Başka ülkelerde yıllarca çok iyi işleyen çeşitli sistemler bizde nedense yürümüyor, tökezleniyor.
Mutlakiyeti, meşrutiyeti bir yana bırakın, gelin cumhuriyete...
Türkiye her sistemi denedi.
İlk tanıdığımız,
"Meclis hükümeti" sistemiydi. Bu sistemde
"yasama" ve
"yürütme" yetkileri hukuken ve fiilen Meclis'te toplanmıştı.
"Yasama" yetkisini Meclis bizzat,
"yürütme" yetkisini kendi içinden seçtiği hayet ya da kurul eliyle yerine getiriyordu. Ülke tümüyle Meclis tarafından yönetiliyordu.
Türkiye'deki 1921 Anayasası ile
"Meclis hükümeti" sistemi saf şekliyle uygulamaya konulmuştu.
29 Ekim 1923'ten sonra Türk Anayasa Hukuku, aşama aşama
"Meclis hükümeti" sisteminden
"parlamenter rejim"e doğru geçiş yönünde gelişmişti. 1924 Anayasası ile Türkiye'de kurulan temsili rejim, parlamenter ve Meclis hükümeti sistemlerinin karışımından oluşan,
"karma" bir rejimdi.
* * *
1961 Anayasası ise parlamenter rejime doğru gelişmede bir adım daha atarak
"klasik parlamenter rejim"e yaklaşmıştı.
1982 Anayasası'nda da
"parlamenter rejime doğru gelişme sürdü.
Ancak, cumhurbaşkanının yetkilerinin, 1982 Anayasası'nda 1961'dekine göre bir hayli arttığı görüldü. Anayasa'nın 101. maddesinde sayılan bu yetkilerin cumhurbaşkanı tarafından tek başına kullanılacağı göz önünde tutulduğunda bunun
"klasik parlamenter rejim"deki cumhurbaşkanlığı seçim ve tarafsızlığı statüsü ile bağdaşmadığı, daha çok
"yarı başkanlık sistemi"ndeki cumhurbaşkanlığı yetkilerini andırdığı söylenebilir. Özal da daima bu noktanın üzerinde durmuştu.
* * *
CUMHURBAŞKANI Demirel'in ortaya attığı
"cumhurbaşkanını halk seçsin" önerisi tartışılırken
"yarı başkanlık" öncelikle düşünülmeli.
Cumhurbaşkanı dün bir gazetemizdeki sohbetinde,
"Korkmayın cumhurbaşkanını halkın seçmesi rejimi değiştirmez" diyordu.
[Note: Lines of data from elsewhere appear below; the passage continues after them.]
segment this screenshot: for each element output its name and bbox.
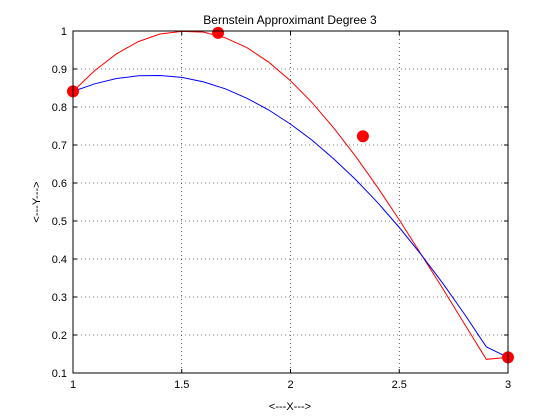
grid-lines: [73, 31, 508, 373]
series-line-1: [72, 74, 509, 358]
x-tick-label: 2: [287, 379, 293, 391]
y-tick-label: 0.4: [52, 254, 67, 266]
chart-title: Bernstein Approximant Degree 3: [203, 13, 377, 27]
y-tick-label: 0.8: [52, 102, 67, 114]
y-tick-label: 0.1: [52, 368, 67, 380]
plot-area: [73, 31, 508, 373]
y-tick-label: 1: [61, 26, 67, 38]
y-tick-label: 0.6: [52, 178, 67, 190]
x-axis-label: <---X--->: [269, 401, 311, 413]
x-tick-label: 2.5: [392, 379, 407, 391]
series-line-0: [72, 30, 509, 360]
y-tick-label: 0.7: [52, 140, 67, 152]
y-axis-label: <---Y--->: [31, 181, 43, 222]
axis-ticks: 1 1.5 2 2.5 3 0.1 0.2 0.3 0.4 0.5 0.6 0.7 0.8 0.9 1: [52, 26, 511, 391]
y-tick-label: 0.3: [52, 292, 67, 304]
y-tick-label: 0.9: [52, 64, 67, 76]
control-point-marker: [212, 26, 225, 39]
y-tick-label: 0.5: [52, 216, 67, 228]
x-tick-label: 1.5: [174, 379, 189, 391]
y-tick-label: 0.2: [52, 330, 67, 342]
control-point-marker: [356, 130, 369, 143]
x-tick-label: 1: [70, 379, 76, 391]
x-tick-label: 3: [505, 379, 511, 391]
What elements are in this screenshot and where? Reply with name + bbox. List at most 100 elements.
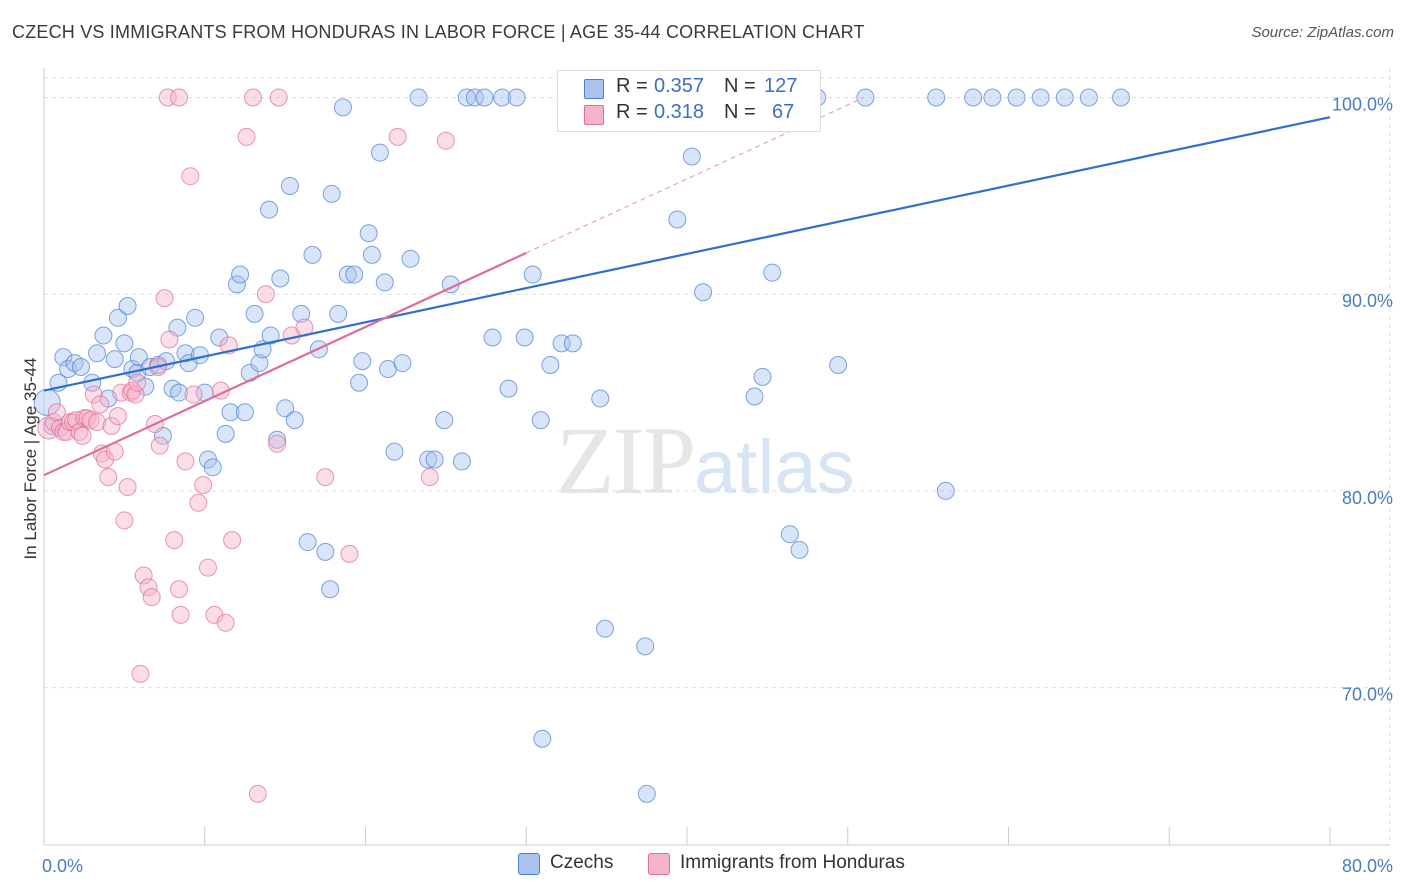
czech-point-70 bbox=[401, 249, 420, 268]
czech-point-45 bbox=[268, 430, 287, 449]
czech-point-51 bbox=[298, 533, 317, 552]
czech-point-36 bbox=[227, 275, 246, 294]
honduras-point-39 bbox=[165, 531, 184, 550]
czech-point-114 bbox=[856, 88, 875, 107]
czech-point-35 bbox=[221, 403, 240, 422]
czech-point-124 bbox=[533, 729, 552, 748]
honduras-point-53 bbox=[237, 127, 256, 146]
honduras-point-19 bbox=[99, 468, 118, 487]
honduras-point-16 bbox=[91, 395, 110, 414]
honduras-point-65 bbox=[243, 88, 262, 107]
axes bbox=[43, 68, 1390, 846]
czech-point-34 bbox=[216, 424, 235, 443]
honduras-point-52 bbox=[223, 531, 242, 550]
legend-n-value: 67 bbox=[772, 101, 795, 123]
czech-point-110 bbox=[790, 540, 809, 559]
czech-point-11 bbox=[105, 350, 124, 369]
czech-point-6 bbox=[71, 357, 90, 376]
honduras-point-13 bbox=[81, 411, 100, 430]
czech-point-14 bbox=[118, 297, 137, 316]
legend-swatch-honduras bbox=[648, 853, 670, 875]
series-czechs bbox=[33, 88, 1131, 803]
axis-labels: 100.0% 90.0% 80.0% 70.0% 0.0% 80.0% In Labor F… bbox=[21, 95, 1393, 876]
czech-point-54 bbox=[316, 542, 335, 561]
source-label: Source: ZipAtlas.com bbox=[1251, 24, 1394, 41]
czech-point-77 bbox=[465, 88, 484, 107]
czech-point-26 bbox=[176, 344, 195, 363]
honduras-point-29 bbox=[128, 373, 147, 392]
honduras-point-46 bbox=[194, 476, 213, 495]
czech-point-3 bbox=[54, 348, 73, 367]
honduras-point-12 bbox=[78, 409, 97, 428]
czech-point-84 bbox=[523, 265, 542, 284]
honduras-point-25 bbox=[118, 477, 137, 496]
czech-point-120 bbox=[1031, 88, 1050, 107]
honduras-point-44 bbox=[184, 385, 203, 404]
czech-point-99 bbox=[668, 210, 687, 229]
legend-swatch-czechs bbox=[518, 853, 540, 875]
czech-point-56 bbox=[322, 184, 341, 203]
honduras-point-33 bbox=[142, 588, 161, 607]
honduras-point-32 bbox=[139, 578, 158, 597]
honduras-point-2 bbox=[47, 403, 66, 422]
czech-point-121 bbox=[1055, 88, 1074, 107]
czech-point-113 bbox=[829, 356, 848, 375]
czech-point-44 bbox=[261, 326, 280, 345]
czech-point-118 bbox=[983, 88, 1002, 107]
czech-point-97 bbox=[636, 637, 655, 656]
czech-point-8 bbox=[88, 344, 107, 363]
czech-point-52 bbox=[303, 245, 322, 264]
chart-title: CZECH VS IMMIGRANTS FROM HONDURAS IN LAB… bbox=[12, 22, 865, 42]
honduras-point-28 bbox=[126, 385, 145, 404]
honduras-point-54 bbox=[256, 285, 275, 304]
honduras-point-10 bbox=[73, 426, 92, 445]
honduras-point-62 bbox=[436, 131, 455, 150]
czech-point-64 bbox=[362, 245, 381, 264]
legend-r-value: 0.318 bbox=[654, 101, 705, 123]
czech-point-68 bbox=[385, 442, 404, 461]
czech-point-117 bbox=[964, 88, 983, 107]
czech-point-48 bbox=[280, 177, 299, 196]
watermark-zip: ZIP bbox=[556, 407, 696, 514]
watermark-atlas: atlas bbox=[694, 425, 855, 510]
honduras-point-60 bbox=[388, 127, 407, 146]
czech-point-49 bbox=[285, 411, 304, 430]
czech-point-100 bbox=[682, 147, 701, 166]
grid-lines bbox=[44, 68, 1391, 845]
czech-point-71 bbox=[409, 88, 428, 107]
czech-point-85 bbox=[531, 411, 550, 430]
czech-point-12 bbox=[108, 308, 127, 327]
honduras-point-61 bbox=[420, 468, 439, 487]
honduras-point-24 bbox=[115, 511, 134, 530]
y-tick-label-3: 70.0% bbox=[1342, 685, 1393, 705]
czech-point-80 bbox=[493, 88, 512, 107]
czech-point-46 bbox=[271, 269, 290, 288]
honduras-point-50 bbox=[216, 613, 235, 632]
honduras-point-66 bbox=[269, 88, 288, 107]
legend-swatch-czechs bbox=[584, 79, 604, 99]
y-axis-label: In Labor Force | Age 35-44 bbox=[21, 358, 40, 560]
legend-n-label: N = bbox=[724, 101, 756, 123]
czech-point-50 bbox=[292, 304, 311, 323]
honduras-point-45 bbox=[189, 493, 208, 512]
czech-point-66 bbox=[375, 273, 394, 292]
czech-point-65 bbox=[370, 143, 389, 162]
honduras-point-30 bbox=[131, 664, 150, 683]
czech-point-47 bbox=[276, 399, 295, 418]
x-tick-label-1: 80.0% bbox=[1342, 856, 1393, 876]
honduras-point-58 bbox=[316, 468, 335, 487]
czech-point-32 bbox=[203, 458, 222, 477]
czech-point-101 bbox=[694, 283, 713, 302]
honduras-point-42 bbox=[176, 452, 195, 471]
czech-point-55 bbox=[321, 580, 340, 599]
x-tick-label-0: 0.0% bbox=[42, 856, 83, 876]
honduras-point-23 bbox=[112, 383, 131, 402]
legend-swatch-honduras bbox=[584, 105, 604, 125]
czech-point-78 bbox=[475, 88, 494, 107]
honduras-point-47 bbox=[198, 558, 217, 577]
czech-trend-line bbox=[43, 116, 1331, 392]
czech-point-13 bbox=[115, 334, 134, 353]
correlation-legend: R = 0.357 N = 127 R = 0.318 N = 67 bbox=[557, 70, 821, 132]
czech-point-40 bbox=[245, 304, 264, 323]
czech-point-57 bbox=[329, 304, 348, 323]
Korkmamak tamam, ama halkın seçeceği o cumhurbaşkanına tanınacak veya tanınmayacak yetkiler tabii ki rejimin de adını tayin eder.
Cumhurbaşkanına yetkiler tanınmayacaksa zaten halk seçsin demenin anlamı yok. Ama halk seçsin, yetkileri de artsın, örneğin; cumhurbaşkanı Meclis'i feshedebilsin, Bakanlar Kurulu ona karşı da sorumlu olsun gibi yetkilerle donatılmak isteniyorsa o zaman sistem parlamenter olmaktan çıkacak, yarı başkanlık sistemi olacaktır ki; işte bu değişiklik demektir. Bu nedenlerle de Sayın Cumhurbaşkanı sistem arayışını uzmanların, parti temsilcilerinin katılacağı bir danışma masasına getirmeli.
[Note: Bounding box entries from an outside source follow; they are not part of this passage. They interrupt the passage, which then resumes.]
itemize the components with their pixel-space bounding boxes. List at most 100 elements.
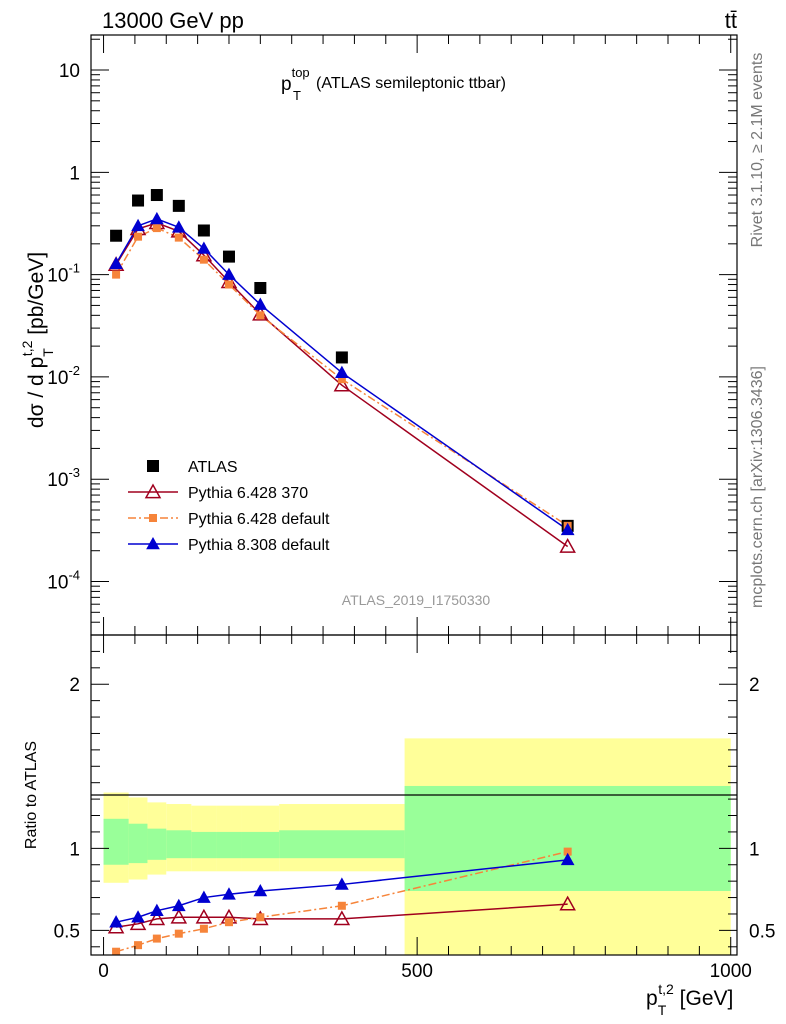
ratio-point-pythia-6-428-default <box>337 901 346 910</box>
x-tick-labels: 0 500 1000 <box>98 961 752 982</box>
legend-entry-pythia-6-428-default: Pythia 6.428 default <box>128 511 330 528</box>
ratio-line-pythia-6-428-default <box>115 850 568 953</box>
point-atlas <box>172 199 185 212</box>
ratio-point-pythia-6-428-370 <box>559 895 576 911</box>
point-pythia-6-428-default <box>337 375 346 384</box>
main-y-tick-label: 10-3 <box>47 465 80 491</box>
point-pythia-8-308-default <box>197 241 211 254</box>
legend-label: Pythia 6.428 370 <box>188 485 308 502</box>
x-axis-label: pTt,2 [GeV] <box>646 981 733 1018</box>
point-pythia-6-428-default <box>256 311 265 320</box>
point-pythia-6-428-370 <box>559 537 576 553</box>
ratio-point-pythia-6-428-default <box>134 941 143 950</box>
legend-entry-atlas: ATLAS <box>147 459 238 476</box>
point-atlas <box>197 224 210 237</box>
rivet-label: Rivet 3.1.10, ≥ 2.1M events <box>749 53 766 248</box>
point-pythia-6-428-default <box>134 232 143 241</box>
point-atlas <box>335 351 348 364</box>
ratio-point-pythia-8-308-default <box>253 883 268 897</box>
legend-marker <box>144 483 162 499</box>
final-state-label: tt̄ <box>725 8 737 33</box>
x-tick-label: 1000 <box>710 961 752 982</box>
point-pythia-8-308-default <box>171 220 186 233</box>
analysis-id-label: ATLAS_2019_I1750330 <box>342 592 491 608</box>
legend-label: ATLAS <box>188 459 238 476</box>
ratio-point-pythia-8-308-default <box>560 852 575 866</box>
x-tick-label: 0 <box>98 961 109 982</box>
ratio-point-pythia-6-428-370 <box>148 910 166 926</box>
ratio-point-pythia-8-308-default <box>109 915 123 928</box>
point-pythia-6-428-default <box>174 233 183 242</box>
x-tick-label: 500 <box>401 961 433 982</box>
main-y-tick-label: 10-4 <box>47 568 80 594</box>
ratio-point-pythia-6-428-370 <box>333 910 351 926</box>
ratio-point-pythia-6-428-370 <box>170 908 188 924</box>
ratio-point-pythia-6-428-default <box>152 934 161 943</box>
ratio-point-pythia-6-428-default <box>224 918 233 927</box>
ratio-point-pythia-6-428-default <box>256 913 265 922</box>
legend: ATLAS Pythia 6.428 370 Pythia 6.428 defaul… <box>128 459 330 554</box>
ratio-point-pythia-8-308-default <box>335 877 349 890</box>
svg-text:pTt,2 [GeV]: pTt,2 [GeV] <box>646 981 733 1018</box>
ratio-point-pythia-6-428-default <box>199 924 208 933</box>
ratio-y-axis-label: Ratio to ATLAS <box>23 741 40 849</box>
point-pythia-8-308-default <box>150 211 164 225</box>
title-sub: T <box>293 88 301 103</box>
point-pythia-8-308-default <box>253 297 268 310</box>
point-atlas <box>222 250 235 263</box>
legend-entry-pythia-6-428-370: Pythia 6.428 370 <box>128 483 308 502</box>
point-atlas <box>150 189 163 202</box>
main-panel: 10 1 10-1 10-2 10-3 10-4 ptop T (ATLAS semile… <box>19 34 738 636</box>
band-inner <box>216 831 242 859</box>
ratio-y-tick-label-left: 0.5 <box>54 921 80 942</box>
plot-title: ptop <box>281 65 310 95</box>
ratio-axis-ticks <box>91 634 737 955</box>
point-pythia-6-428-default <box>112 270 121 279</box>
point-pythia-8-308-default <box>222 267 236 280</box>
point-pythia-8-308-default <box>560 522 575 536</box>
ratio-frame <box>90 634 738 956</box>
main-y-tick-label: 10 <box>59 61 80 82</box>
series-line-pythia-6-428-370 <box>115 222 569 548</box>
main-y-tick-labels: 10 1 10-1 10-2 10-3 10-4 <box>47 61 80 593</box>
legend-entry-pythia-8-308-default: Pythia 8.308 default <box>128 536 330 554</box>
ratio-point-pythia-8-308-default <box>197 890 211 903</box>
point-pythia-8-308-default <box>335 365 349 378</box>
band-inner <box>191 831 217 859</box>
main-y-tick-label: 10-1 <box>47 261 80 287</box>
point-pythia-8-308-default <box>131 218 145 232</box>
ratio-point-pythia-6-428-370 <box>129 915 147 931</box>
mcplots-label: mcplots.cern.ch [arXiv:1306.3436] <box>749 366 766 608</box>
ratio-y-tick-label-left: 1 <box>69 839 80 860</box>
ratio-point-pythia-6-428-default <box>174 929 183 938</box>
process-label: 13000 GeV pp <box>102 8 244 33</box>
ratio-y-tick-label-right: 0.5 <box>749 921 775 942</box>
band-inner <box>147 828 167 860</box>
main-y-tick-label: 10-2 <box>47 363 80 389</box>
point-atlas <box>132 194 145 207</box>
band-inner <box>166 830 192 859</box>
band-inner <box>128 823 148 864</box>
ratio-point-pythia-8-308-default <box>222 887 236 900</box>
point-pythia-6-428-default <box>224 280 233 289</box>
band-inner <box>279 830 405 859</box>
point-pythia-6-428-default <box>152 224 161 233</box>
main-series-layer <box>107 189 576 553</box>
ratio-y-tick-label-right: 2 <box>749 675 760 696</box>
legend-marker <box>147 460 159 472</box>
band-inner <box>103 818 129 865</box>
point-pythia-6-428-default <box>199 255 208 264</box>
legend-marker <box>146 536 160 550</box>
ratio-point-pythia-6-428-370 <box>195 908 213 924</box>
main-axis-ticks <box>91 35 737 636</box>
ratio-point-pythia-6-428-default <box>563 847 572 856</box>
ratio-point-pythia-6-428-default <box>112 947 121 955</box>
band-inner <box>404 785 731 891</box>
point-pythia-6-428-370 <box>333 376 351 392</box>
title-rest: (ATLAS semileptonic ttbar) <box>316 75 506 92</box>
point-atlas <box>110 229 123 242</box>
ratio-point-pythia-8-308-default <box>171 898 186 912</box>
title-main: p <box>281 74 292 95</box>
point-pythia-8-308-default <box>109 256 123 269</box>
Getirmeli ki, Türkiye için hayati önem taşıyan bu konular kalıcı bir şekil alsın. Doğru, yanlış anlaşılsın. Birleşilebilecek asgari müşterekler saptansın. Herkesin neyi tarif ettiği, neyi amaçladığı açık seçik ortaya çıksın.
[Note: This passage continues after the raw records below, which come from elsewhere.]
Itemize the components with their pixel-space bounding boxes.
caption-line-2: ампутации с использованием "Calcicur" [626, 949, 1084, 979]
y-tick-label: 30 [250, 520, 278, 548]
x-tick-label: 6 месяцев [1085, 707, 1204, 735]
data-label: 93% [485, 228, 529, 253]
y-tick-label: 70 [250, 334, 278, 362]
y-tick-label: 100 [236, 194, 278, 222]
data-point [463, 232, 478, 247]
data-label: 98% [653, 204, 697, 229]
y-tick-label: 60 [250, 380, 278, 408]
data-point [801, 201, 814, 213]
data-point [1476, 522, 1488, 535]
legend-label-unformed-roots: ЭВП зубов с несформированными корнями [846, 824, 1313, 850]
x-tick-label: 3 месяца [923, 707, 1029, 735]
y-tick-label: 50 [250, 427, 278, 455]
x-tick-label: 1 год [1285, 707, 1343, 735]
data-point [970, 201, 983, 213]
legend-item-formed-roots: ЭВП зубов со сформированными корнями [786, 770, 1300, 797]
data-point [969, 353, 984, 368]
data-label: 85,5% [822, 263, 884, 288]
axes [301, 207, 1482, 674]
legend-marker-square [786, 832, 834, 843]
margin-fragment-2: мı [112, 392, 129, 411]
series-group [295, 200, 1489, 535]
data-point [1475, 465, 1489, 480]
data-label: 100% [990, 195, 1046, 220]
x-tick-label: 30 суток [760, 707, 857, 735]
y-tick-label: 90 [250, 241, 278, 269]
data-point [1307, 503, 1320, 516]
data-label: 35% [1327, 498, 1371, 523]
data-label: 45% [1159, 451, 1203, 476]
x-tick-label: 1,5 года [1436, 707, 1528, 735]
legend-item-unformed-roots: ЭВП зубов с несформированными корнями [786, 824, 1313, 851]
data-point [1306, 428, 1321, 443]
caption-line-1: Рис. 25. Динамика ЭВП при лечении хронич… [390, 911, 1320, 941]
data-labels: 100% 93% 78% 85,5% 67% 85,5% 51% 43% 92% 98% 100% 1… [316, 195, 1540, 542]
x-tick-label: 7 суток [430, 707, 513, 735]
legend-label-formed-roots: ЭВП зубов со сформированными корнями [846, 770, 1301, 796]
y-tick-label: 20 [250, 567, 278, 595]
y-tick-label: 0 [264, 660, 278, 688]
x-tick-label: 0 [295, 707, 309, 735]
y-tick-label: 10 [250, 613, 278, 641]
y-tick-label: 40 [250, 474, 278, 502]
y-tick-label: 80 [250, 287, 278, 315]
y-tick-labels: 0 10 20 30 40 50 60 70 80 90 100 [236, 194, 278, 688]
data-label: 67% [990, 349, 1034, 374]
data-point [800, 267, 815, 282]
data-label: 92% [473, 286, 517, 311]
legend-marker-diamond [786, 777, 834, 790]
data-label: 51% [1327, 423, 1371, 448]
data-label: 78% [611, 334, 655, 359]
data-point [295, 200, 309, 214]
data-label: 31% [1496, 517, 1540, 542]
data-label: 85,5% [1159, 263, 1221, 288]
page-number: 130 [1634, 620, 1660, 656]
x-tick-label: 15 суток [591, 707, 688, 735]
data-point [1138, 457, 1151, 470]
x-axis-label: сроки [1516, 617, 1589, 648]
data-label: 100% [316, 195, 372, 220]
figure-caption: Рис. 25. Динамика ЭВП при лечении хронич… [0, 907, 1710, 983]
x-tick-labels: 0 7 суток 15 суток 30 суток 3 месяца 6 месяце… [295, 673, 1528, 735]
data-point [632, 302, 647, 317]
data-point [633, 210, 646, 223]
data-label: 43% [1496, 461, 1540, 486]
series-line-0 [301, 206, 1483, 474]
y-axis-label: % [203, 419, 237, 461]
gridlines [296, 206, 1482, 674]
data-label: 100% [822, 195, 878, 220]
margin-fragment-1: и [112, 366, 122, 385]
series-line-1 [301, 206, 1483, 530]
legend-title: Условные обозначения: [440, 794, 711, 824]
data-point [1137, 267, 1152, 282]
Cumhurbaşkanı da devamlı konuşan, ama yalnız konuşan, sözleri çeşitli yönlere, anlamlara çekilen, ama sonuca varamayan bir önemli kişi olarak kalmasın.
* * *
TÜRKİYE'de konular değişmiyor.
Sorunlar çözümlenip yeni konulara sıra gelmediğinden Türkiye bir fasit daire içinde dönüp duruyor. Tabii konularla ilgili yazılar da.
Sistem tartışması da öyle ve o nedenle görüşleri tekrarlama lüzumu doğuyor.